Consultants say the George Town landfill will reach capacity by summer of 2021 unless a new strategy for managing solid waste is introduced that involves more recycling, composting, closing the landfills on the Sister Islands and using an incinerator to burn waste and generate electricity.
A new National Solid Waste Management Strategy for the Cayman Islands, released for public consultation Monday, estimates that even with all of the recommendations to reduce and recycle trash, the George Town landfill would have only “a limited number of years” beyond 2021.
Cabinet last year asked the consultants studying the landfill to look only at the existing site and not seek alternative locations for a new landfill.
“The George Town landfill site is therefore a resource for the management of any residual waste which cannot be reduced, re-used, recycled or recovered,” according to the strategy report.
This is the second report since summer by U.K. consultant Amec Foster Wheeler. A report released in August found pollutants coming off the landfill into the air and water, posing limited risks to people in the area and the surrounding environment.
The report calls for charging for garbage collection and selling recyclable materials to pay for a new waste management system which could include an incinerator to burn the trash and power a generator, according to the report, and “generate renewable and sustainable from waste that would otherwise be landfilled.”
The report states, “This will produce green energy for use on the Cayman Islands and reduce dependence on electricity derived from fossil fuels.”
A “waste-to-energy” system can take a number of forms, but could potentially contribute power back to the national grid. The facility, the report notes, could be “relatively small when compared to other residual waste treatment facilities.”
“The architectural design of WtE [waste-to-energy] facilities is very varied and can range from iconic buildings, industrial buildings or designs that blend with the local landscape and environment.”
Consultants say government should close the landfills on Little Cayman and the Brac, consolidating the landfills on the Sister Islands with the one on Grand Cayman.
They also call for new composting and recycling efforts to reduce the amount waste ending up in the landfill.
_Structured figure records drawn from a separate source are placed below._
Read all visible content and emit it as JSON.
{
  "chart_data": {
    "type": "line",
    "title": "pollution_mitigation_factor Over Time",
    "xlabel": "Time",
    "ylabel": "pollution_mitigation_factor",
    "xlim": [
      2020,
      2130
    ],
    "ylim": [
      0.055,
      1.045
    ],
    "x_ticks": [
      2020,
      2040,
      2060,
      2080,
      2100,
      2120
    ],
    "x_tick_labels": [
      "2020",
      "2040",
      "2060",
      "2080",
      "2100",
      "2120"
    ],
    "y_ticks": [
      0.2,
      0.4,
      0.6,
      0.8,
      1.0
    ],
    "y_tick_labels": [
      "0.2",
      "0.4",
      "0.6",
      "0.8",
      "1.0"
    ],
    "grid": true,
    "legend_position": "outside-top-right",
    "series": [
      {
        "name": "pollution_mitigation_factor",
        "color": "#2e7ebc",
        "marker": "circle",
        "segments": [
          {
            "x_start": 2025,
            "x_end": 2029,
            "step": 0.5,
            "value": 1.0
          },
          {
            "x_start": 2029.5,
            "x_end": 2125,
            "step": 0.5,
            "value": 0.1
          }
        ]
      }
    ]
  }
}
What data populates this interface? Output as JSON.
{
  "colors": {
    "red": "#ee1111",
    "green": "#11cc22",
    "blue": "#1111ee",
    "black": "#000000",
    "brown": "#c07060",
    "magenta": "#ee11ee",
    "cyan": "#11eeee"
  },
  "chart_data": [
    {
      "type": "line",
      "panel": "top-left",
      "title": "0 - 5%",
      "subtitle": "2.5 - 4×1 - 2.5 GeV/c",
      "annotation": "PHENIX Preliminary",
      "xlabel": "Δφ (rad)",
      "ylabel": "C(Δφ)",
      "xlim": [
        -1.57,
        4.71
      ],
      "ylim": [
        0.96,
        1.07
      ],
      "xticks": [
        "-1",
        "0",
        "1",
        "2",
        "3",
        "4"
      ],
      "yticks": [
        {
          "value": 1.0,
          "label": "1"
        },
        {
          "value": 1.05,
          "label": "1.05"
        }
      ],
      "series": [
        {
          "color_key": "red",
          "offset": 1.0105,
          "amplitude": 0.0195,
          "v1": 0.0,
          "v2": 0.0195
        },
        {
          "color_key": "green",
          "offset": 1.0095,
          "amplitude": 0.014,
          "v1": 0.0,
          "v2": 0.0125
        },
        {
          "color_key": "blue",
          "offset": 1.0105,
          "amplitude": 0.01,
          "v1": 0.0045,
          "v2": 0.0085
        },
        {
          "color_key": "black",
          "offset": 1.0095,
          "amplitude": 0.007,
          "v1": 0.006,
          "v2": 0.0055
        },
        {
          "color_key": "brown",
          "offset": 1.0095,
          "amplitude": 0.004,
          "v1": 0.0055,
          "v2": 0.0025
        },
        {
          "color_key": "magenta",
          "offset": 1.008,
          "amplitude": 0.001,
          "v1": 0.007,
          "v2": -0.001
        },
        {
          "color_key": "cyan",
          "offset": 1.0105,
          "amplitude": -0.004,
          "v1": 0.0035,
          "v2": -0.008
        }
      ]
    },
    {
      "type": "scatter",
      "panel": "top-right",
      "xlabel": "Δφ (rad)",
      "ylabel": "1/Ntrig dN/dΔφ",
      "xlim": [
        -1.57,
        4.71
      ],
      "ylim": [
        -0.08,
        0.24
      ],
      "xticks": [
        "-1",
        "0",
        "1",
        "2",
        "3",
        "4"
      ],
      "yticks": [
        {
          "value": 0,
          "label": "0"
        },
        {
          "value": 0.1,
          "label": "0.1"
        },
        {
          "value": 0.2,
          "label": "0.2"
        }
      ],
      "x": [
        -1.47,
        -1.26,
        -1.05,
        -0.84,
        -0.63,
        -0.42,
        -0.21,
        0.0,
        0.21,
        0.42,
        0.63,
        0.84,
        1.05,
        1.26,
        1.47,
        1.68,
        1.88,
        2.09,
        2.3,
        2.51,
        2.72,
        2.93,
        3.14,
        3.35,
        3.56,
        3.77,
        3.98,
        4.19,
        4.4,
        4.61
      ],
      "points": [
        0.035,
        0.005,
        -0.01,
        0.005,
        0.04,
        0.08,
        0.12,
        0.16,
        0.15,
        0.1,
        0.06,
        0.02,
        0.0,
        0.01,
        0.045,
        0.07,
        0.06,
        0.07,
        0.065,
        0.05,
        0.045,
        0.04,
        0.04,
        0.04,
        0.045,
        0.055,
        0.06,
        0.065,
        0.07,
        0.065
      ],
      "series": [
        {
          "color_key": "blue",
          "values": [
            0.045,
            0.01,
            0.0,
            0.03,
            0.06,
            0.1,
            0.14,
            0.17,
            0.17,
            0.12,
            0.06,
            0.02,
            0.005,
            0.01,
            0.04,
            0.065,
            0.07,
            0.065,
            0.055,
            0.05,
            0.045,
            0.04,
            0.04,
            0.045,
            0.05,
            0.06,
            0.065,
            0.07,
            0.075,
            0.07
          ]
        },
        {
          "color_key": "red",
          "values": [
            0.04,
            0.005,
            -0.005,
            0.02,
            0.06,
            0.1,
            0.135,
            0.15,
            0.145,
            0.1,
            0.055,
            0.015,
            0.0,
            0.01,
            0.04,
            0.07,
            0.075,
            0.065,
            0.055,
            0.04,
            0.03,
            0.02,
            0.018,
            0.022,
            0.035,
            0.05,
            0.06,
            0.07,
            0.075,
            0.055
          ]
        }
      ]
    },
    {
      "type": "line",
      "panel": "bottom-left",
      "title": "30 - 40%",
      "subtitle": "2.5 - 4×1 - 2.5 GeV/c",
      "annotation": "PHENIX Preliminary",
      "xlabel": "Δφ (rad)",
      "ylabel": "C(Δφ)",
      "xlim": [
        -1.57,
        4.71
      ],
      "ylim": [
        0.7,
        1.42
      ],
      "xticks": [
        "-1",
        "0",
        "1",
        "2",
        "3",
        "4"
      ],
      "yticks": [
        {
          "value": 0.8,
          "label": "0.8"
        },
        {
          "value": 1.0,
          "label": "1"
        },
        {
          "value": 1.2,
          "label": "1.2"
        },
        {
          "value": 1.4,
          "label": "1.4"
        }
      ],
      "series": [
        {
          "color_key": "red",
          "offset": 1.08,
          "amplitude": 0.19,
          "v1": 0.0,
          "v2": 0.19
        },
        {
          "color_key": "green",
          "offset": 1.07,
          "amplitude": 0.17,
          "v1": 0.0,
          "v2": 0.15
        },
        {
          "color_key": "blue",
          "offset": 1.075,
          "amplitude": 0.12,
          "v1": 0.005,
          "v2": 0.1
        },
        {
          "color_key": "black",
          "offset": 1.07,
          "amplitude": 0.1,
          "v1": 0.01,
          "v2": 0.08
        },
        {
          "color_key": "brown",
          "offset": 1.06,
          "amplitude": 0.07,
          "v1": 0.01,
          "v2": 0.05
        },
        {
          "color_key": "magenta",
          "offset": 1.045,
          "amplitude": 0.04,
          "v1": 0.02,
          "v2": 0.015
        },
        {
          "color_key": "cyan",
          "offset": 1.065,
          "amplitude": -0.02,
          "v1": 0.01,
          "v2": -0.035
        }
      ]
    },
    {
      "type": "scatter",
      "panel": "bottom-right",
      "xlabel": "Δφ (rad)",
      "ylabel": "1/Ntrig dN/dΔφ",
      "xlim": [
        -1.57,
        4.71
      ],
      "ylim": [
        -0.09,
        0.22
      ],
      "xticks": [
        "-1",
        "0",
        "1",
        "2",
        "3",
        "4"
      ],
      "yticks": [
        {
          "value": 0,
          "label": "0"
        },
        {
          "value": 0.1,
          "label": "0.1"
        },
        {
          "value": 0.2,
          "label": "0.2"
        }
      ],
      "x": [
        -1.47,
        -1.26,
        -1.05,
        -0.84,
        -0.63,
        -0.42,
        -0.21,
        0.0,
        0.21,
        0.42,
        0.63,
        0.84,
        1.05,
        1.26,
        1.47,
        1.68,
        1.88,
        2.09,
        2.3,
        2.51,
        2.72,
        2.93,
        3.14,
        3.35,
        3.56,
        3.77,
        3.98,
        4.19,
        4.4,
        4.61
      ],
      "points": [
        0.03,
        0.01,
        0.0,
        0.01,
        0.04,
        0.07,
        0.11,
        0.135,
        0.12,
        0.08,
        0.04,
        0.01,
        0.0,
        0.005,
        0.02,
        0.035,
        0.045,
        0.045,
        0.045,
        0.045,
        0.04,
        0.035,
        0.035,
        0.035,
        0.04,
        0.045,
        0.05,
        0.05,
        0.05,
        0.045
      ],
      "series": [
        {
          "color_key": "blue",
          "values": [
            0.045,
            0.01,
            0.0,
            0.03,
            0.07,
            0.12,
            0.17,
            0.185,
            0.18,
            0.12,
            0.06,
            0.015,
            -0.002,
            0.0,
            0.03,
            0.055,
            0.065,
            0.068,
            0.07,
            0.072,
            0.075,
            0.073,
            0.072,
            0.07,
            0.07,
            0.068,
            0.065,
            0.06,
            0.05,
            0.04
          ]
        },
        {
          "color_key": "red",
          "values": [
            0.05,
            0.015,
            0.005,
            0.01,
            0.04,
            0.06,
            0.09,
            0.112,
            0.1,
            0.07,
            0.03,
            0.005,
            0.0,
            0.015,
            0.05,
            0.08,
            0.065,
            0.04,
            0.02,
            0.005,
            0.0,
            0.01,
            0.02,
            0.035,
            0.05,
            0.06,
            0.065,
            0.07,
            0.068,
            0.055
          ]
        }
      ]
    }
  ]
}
The report suggests government put recycling collection areas at grocery stores, and long term, the report states, government should consider starting recycling pickup from residential and commercial properties similar to trash pickup.
Additionally, the consultants write that the landfill should start charging fees. “The current lack of gate fees for landfill disposal runs contrary to the principle that the polluter should pay. The introduction of gate fees should be considered as a measure to both reduce the quantity of waste requiring disposal and providing funds for landfill operators and/or alternative waste management initiatives,” the consultants wrote in the new report.
The draft National Solid Waste Management Strategy is available online at the Ministry of Health website. A ministry release states that government plans to hold open house sessions on the strategy during the week of Nov. 16. Once the strategy is approved, government will begin preparing an outline business case with hopes to implement a strategy in 2017 or 2018.